Néanmoins, les progrès réalisés ces dernières décennies montrent qu’il est possible d’espérer que la MP entre dans l’ère de la médecine de précision grâce aux connaissances générées par les découvertes faites dans les formes monogéniques et à la possibilité de stratifier les patients selon leur cause génétique. La question majeure sera alors celle de l’applicabilité de ces thérapies ciblées aux autres patients atteints de MP idiopathique.
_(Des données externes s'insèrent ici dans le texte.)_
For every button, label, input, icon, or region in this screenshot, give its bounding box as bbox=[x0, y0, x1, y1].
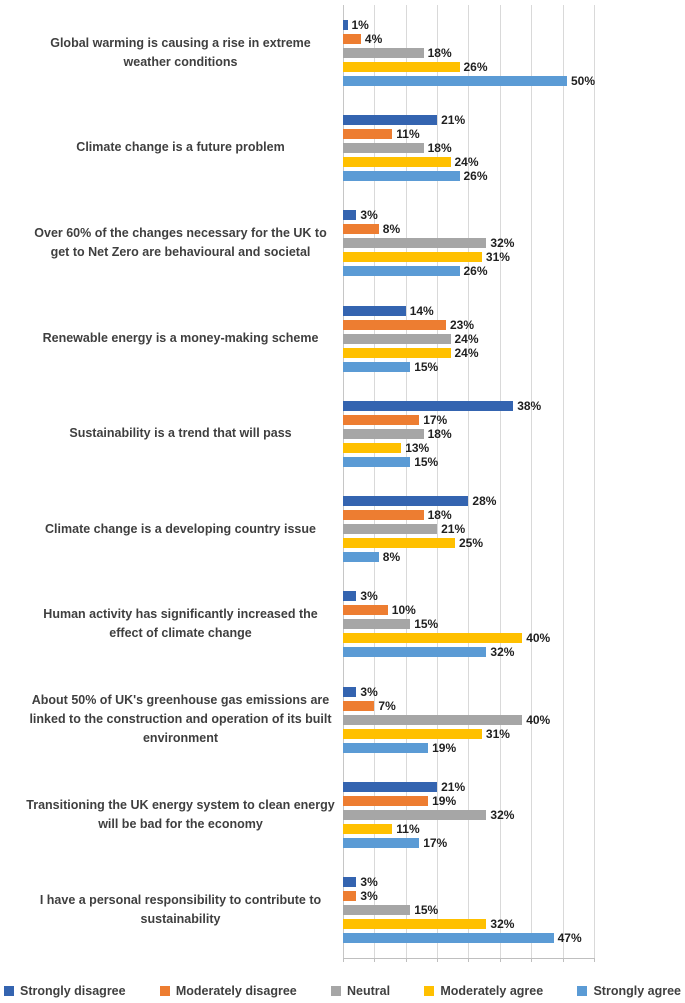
value-label: 26% bbox=[463, 264, 488, 279]
value-label: 4% bbox=[364, 31, 383, 46]
axis-tick bbox=[406, 958, 407, 962]
barline-moderately-disagree bbox=[343, 412, 685, 427]
bar-group bbox=[343, 100, 685, 195]
barline-strongly-agree bbox=[343, 740, 685, 755]
bar-neutral bbox=[343, 524, 437, 534]
value-label: 15% bbox=[414, 454, 439, 469]
value-label: 19% bbox=[432, 794, 457, 809]
value-label: 25% bbox=[459, 536, 484, 551]
value-label: 26% bbox=[463, 168, 488, 183]
bar-moderately-agree bbox=[343, 919, 486, 929]
value-label: 3% bbox=[360, 889, 378, 904]
value-label: 15% bbox=[414, 359, 439, 374]
bar-group bbox=[343, 767, 685, 862]
bar-moderately-disagree bbox=[343, 605, 388, 615]
bar-moderately-agree bbox=[343, 824, 392, 834]
value-label: 1% bbox=[351, 17, 369, 32]
barline-neutral bbox=[343, 617, 685, 632]
barline-moderately-agree bbox=[343, 440, 685, 455]
bar-moderately-disagree bbox=[343, 415, 419, 425]
category-label: Climate change is a future problem bbox=[76, 140, 285, 155]
category-row bbox=[0, 767, 685, 862]
value-label: 24% bbox=[454, 154, 479, 169]
value-label: 18% bbox=[427, 45, 452, 60]
value-label: 17% bbox=[423, 836, 448, 851]
barline-moderately-agree bbox=[343, 345, 685, 360]
category-label: Global warming is causing a rise in extreme weather conditions bbox=[50, 35, 311, 69]
value-label: 21% bbox=[441, 780, 466, 795]
barline-neutral bbox=[343, 331, 685, 346]
bar-group bbox=[343, 386, 685, 481]
legend-swatch-icon bbox=[4, 986, 14, 996]
value-label: 38% bbox=[517, 398, 542, 413]
category-label: Transitioning the UK energy system to clean energy will be bad for the economy bbox=[26, 798, 335, 832]
barline-strongly-agree bbox=[343, 836, 685, 851]
value-label: 50% bbox=[571, 73, 596, 88]
barline-moderately-agree bbox=[343, 631, 685, 646]
bar-group bbox=[343, 481, 685, 576]
value-label: 32% bbox=[490, 808, 515, 823]
barline-neutral bbox=[343, 522, 685, 537]
bar-strongly-agree bbox=[343, 743, 428, 753]
barline-strongly-agree bbox=[343, 264, 685, 279]
barline-neutral bbox=[343, 712, 685, 727]
barline-moderately-disagree bbox=[343, 603, 685, 618]
category-row bbox=[0, 863, 685, 958]
legend-swatch-icon bbox=[424, 986, 434, 996]
category-row bbox=[0, 577, 685, 672]
value-label: 23% bbox=[450, 317, 475, 332]
category-row bbox=[0, 481, 685, 576]
bar-neutral bbox=[343, 48, 424, 58]
bar-moderately-agree bbox=[343, 62, 460, 72]
barline-strongly-disagree bbox=[343, 208, 685, 223]
bar-strongly-disagree bbox=[343, 401, 513, 411]
axis-tick bbox=[563, 958, 564, 962]
value-label: 47% bbox=[557, 931, 582, 946]
category-row bbox=[0, 196, 685, 291]
legend-label: Neutral bbox=[347, 984, 391, 998]
bar-strongly-agree bbox=[343, 171, 460, 181]
bar-moderately-disagree bbox=[343, 320, 446, 330]
value-label: 11% bbox=[396, 126, 420, 141]
barline-strongly-disagree bbox=[343, 780, 685, 795]
axis-tick bbox=[374, 958, 375, 962]
barline-moderately-agree bbox=[343, 917, 685, 932]
value-label: 3% bbox=[360, 589, 378, 604]
value-label: 40% bbox=[526, 631, 551, 646]
bar-moderately-disagree bbox=[343, 510, 424, 520]
barline-strongly-agree bbox=[343, 550, 685, 565]
value-label: 24% bbox=[454, 331, 479, 346]
legend-label: Strongly agree bbox=[593, 984, 681, 998]
category-label: Over 60% of the changes necessary for the UK to get to Net Zero are behavioural and societal bbox=[34, 226, 327, 260]
bar-strongly-disagree bbox=[343, 687, 356, 697]
legend-item-neutral bbox=[331, 984, 390, 998]
bar-moderately-disagree bbox=[343, 34, 361, 44]
bar-strongly-disagree bbox=[343, 306, 406, 316]
bar-group bbox=[343, 577, 685, 672]
barline-neutral bbox=[343, 426, 685, 441]
bar-moderately-agree bbox=[343, 443, 401, 453]
value-label: 21% bbox=[441, 112, 466, 127]
bar-neutral bbox=[343, 905, 410, 915]
bar-neutral bbox=[343, 429, 424, 439]
barline-moderately-agree bbox=[343, 59, 685, 74]
value-label: 8% bbox=[382, 550, 401, 565]
category-label: About 50% of UK's greenhouse gas emissions are linked to the construction and operation of its built environment bbox=[29, 693, 332, 746]
value-label: 15% bbox=[414, 617, 439, 632]
axis-tick bbox=[437, 958, 438, 962]
legend-item-moderately-agree bbox=[424, 984, 543, 998]
bar-moderately-disagree bbox=[343, 129, 392, 139]
bar-moderately-disagree bbox=[343, 891, 356, 901]
bar-neutral bbox=[343, 238, 486, 248]
bar-strongly-disagree bbox=[343, 877, 356, 887]
bar-moderately-agree bbox=[343, 252, 482, 262]
barline-strongly-disagree bbox=[343, 112, 685, 127]
barline-neutral bbox=[343, 140, 685, 155]
barline-strongly-agree bbox=[343, 359, 685, 374]
bar-strongly-agree bbox=[343, 457, 410, 467]
category-row bbox=[0, 386, 685, 481]
barline-moderately-disagree bbox=[343, 317, 685, 332]
barline-moderately-agree bbox=[343, 536, 685, 551]
barline-moderately-agree bbox=[343, 250, 685, 265]
bar-group bbox=[343, 672, 685, 767]
value-label: 28% bbox=[472, 494, 497, 509]
barline-strongly-disagree bbox=[343, 398, 685, 413]
value-label: 31% bbox=[485, 726, 510, 741]
legend bbox=[0, 981, 685, 1001]
barline-strongly-disagree bbox=[343, 684, 685, 699]
value-label: 7% bbox=[378, 698, 396, 713]
bar-group bbox=[343, 5, 685, 100]
bar-neutral bbox=[343, 810, 486, 820]
bar-strongly-agree bbox=[343, 552, 379, 562]
bar-neutral bbox=[343, 143, 424, 153]
legend-item-strongly-disagree bbox=[4, 984, 126, 998]
bar-moderately-agree bbox=[343, 348, 451, 358]
barline-moderately-disagree bbox=[343, 794, 685, 809]
value-label: 26% bbox=[463, 59, 488, 74]
bar-strongly-disagree bbox=[343, 20, 348, 30]
axis-tick bbox=[500, 958, 501, 962]
barline-moderately-disagree bbox=[343, 222, 685, 237]
bar-strongly-disagree bbox=[343, 210, 356, 220]
legend-label: Strongly disagree bbox=[20, 984, 126, 998]
category-label: I have a personal responsibility to contribute to sustainability bbox=[39, 893, 322, 927]
category-row bbox=[0, 5, 685, 100]
value-label: 32% bbox=[490, 645, 515, 660]
value-label: 24% bbox=[454, 345, 479, 360]
value-label: 17% bbox=[423, 412, 448, 427]
value-label: 15% bbox=[414, 903, 439, 918]
value-label: 3% bbox=[360, 208, 378, 223]
bar-moderately-agree bbox=[343, 538, 455, 548]
value-label: 32% bbox=[490, 236, 515, 251]
bar-moderately-agree bbox=[343, 729, 482, 739]
category-label: Climate change is a developing country issue bbox=[45, 521, 316, 536]
legend-item-strongly-agree bbox=[577, 984, 681, 998]
bar-neutral bbox=[343, 334, 451, 344]
category-row bbox=[0, 672, 685, 767]
barline-strongly-agree bbox=[343, 73, 685, 88]
legend-item-moderately-disagree bbox=[160, 984, 297, 998]
value-label: 31% bbox=[485, 250, 510, 265]
bar-strongly-agree bbox=[343, 933, 554, 943]
barline-strongly-disagree bbox=[343, 17, 685, 32]
value-label: 18% bbox=[427, 140, 452, 155]
category-row bbox=[0, 291, 685, 386]
value-label: 32% bbox=[490, 917, 515, 932]
barline-strongly-agree bbox=[343, 931, 685, 946]
bar-strongly-agree bbox=[343, 647, 486, 657]
barline-moderately-disagree bbox=[343, 889, 685, 904]
bar-strongly-disagree bbox=[343, 115, 437, 125]
barline-moderately-agree bbox=[343, 726, 685, 741]
legend-swatch-icon bbox=[577, 986, 587, 996]
barline-strongly-agree bbox=[343, 645, 685, 660]
value-label: 3% bbox=[360, 684, 378, 699]
bar-strongly-agree bbox=[343, 838, 419, 848]
barline-neutral bbox=[343, 903, 685, 918]
barline-strongly-agree bbox=[343, 168, 685, 183]
value-label: 8% bbox=[382, 222, 401, 237]
legend-label: Moderately agree bbox=[440, 984, 544, 998]
category-rows bbox=[0, 5, 685, 958]
value-label: 10% bbox=[391, 603, 416, 618]
barline-strongly-agree bbox=[343, 454, 685, 469]
category-row bbox=[0, 100, 685, 195]
axis-tick bbox=[343, 958, 344, 962]
bar-strongly-agree bbox=[343, 362, 410, 372]
barline-neutral bbox=[343, 236, 685, 251]
bar-moderately-agree bbox=[343, 157, 451, 167]
value-label: 40% bbox=[526, 712, 551, 727]
barline-moderately-disagree bbox=[343, 31, 685, 46]
legend-swatch-icon bbox=[331, 986, 341, 996]
barline-moderately-agree bbox=[343, 822, 685, 837]
barline-neutral bbox=[343, 808, 685, 823]
legend-swatch-icon bbox=[160, 986, 170, 996]
axis-tick bbox=[594, 958, 595, 962]
barline-strongly-disagree bbox=[343, 875, 685, 890]
value-label: 19% bbox=[432, 740, 457, 755]
category-label: Sustainability is a trend that will pass bbox=[69, 426, 292, 441]
value-label: 11% bbox=[396, 822, 420, 837]
value-label: 3% bbox=[360, 875, 378, 890]
bar-moderately-agree bbox=[343, 633, 522, 643]
bar-neutral bbox=[343, 619, 410, 629]
barline-strongly-disagree bbox=[343, 494, 685, 509]
x-axis-line bbox=[343, 958, 595, 959]
value-label: 21% bbox=[441, 522, 466, 537]
bar-strongly-disagree bbox=[343, 591, 356, 601]
legend-label: Moderately disagree bbox=[175, 984, 297, 998]
barline-moderately-agree bbox=[343, 154, 685, 169]
bar-group bbox=[343, 291, 685, 386]
bar-strongly-disagree bbox=[343, 782, 437, 792]
barline-moderately-disagree bbox=[343, 508, 685, 523]
barline-moderately-disagree bbox=[343, 698, 685, 713]
category-label: Renewable energy is a money-making scheme bbox=[42, 331, 319, 346]
barline-neutral bbox=[343, 45, 685, 60]
barline-strongly-disagree bbox=[343, 303, 685, 318]
bar-neutral bbox=[343, 715, 522, 725]
bar-strongly-disagree bbox=[343, 496, 468, 506]
value-label: 13% bbox=[405, 440, 430, 455]
bar-strongly-agree bbox=[343, 76, 567, 86]
value-label: 18% bbox=[427, 508, 452, 523]
bar-group bbox=[343, 863, 685, 958]
bar-strongly-agree bbox=[343, 266, 460, 276]
axis-tick bbox=[531, 958, 532, 962]
value-label: 14% bbox=[409, 303, 434, 318]
category-label: Human activity has significantly increased the effect of climate change bbox=[43, 607, 318, 641]
axis-tick bbox=[468, 958, 469, 962]
barline-strongly-disagree bbox=[343, 589, 685, 604]
value-label: 18% bbox=[427, 426, 452, 441]
bar-moderately-disagree bbox=[343, 701, 374, 711]
bar-moderately-disagree bbox=[343, 796, 428, 806]
bar-group bbox=[343, 196, 685, 291]
barline-moderately-disagree bbox=[343, 126, 685, 141]
bar-moderately-disagree bbox=[343, 224, 379, 234]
Cette avancée majeure pourrait changer complètement l’évolution de cette maladie qui, plus de 200 ans après sa découverte, reste à ce jour incurable [76].
Déclaration d’intérêts
Les auteurs ne travaillent pas, ne conseillent pas, ne possèdent pas de parts, ne reçoivent pas de fonds d’une organisation qui pourrait tirer profit de cet article, et n’ont déclaré aucune autre affiliation que leurs organismes de recherche.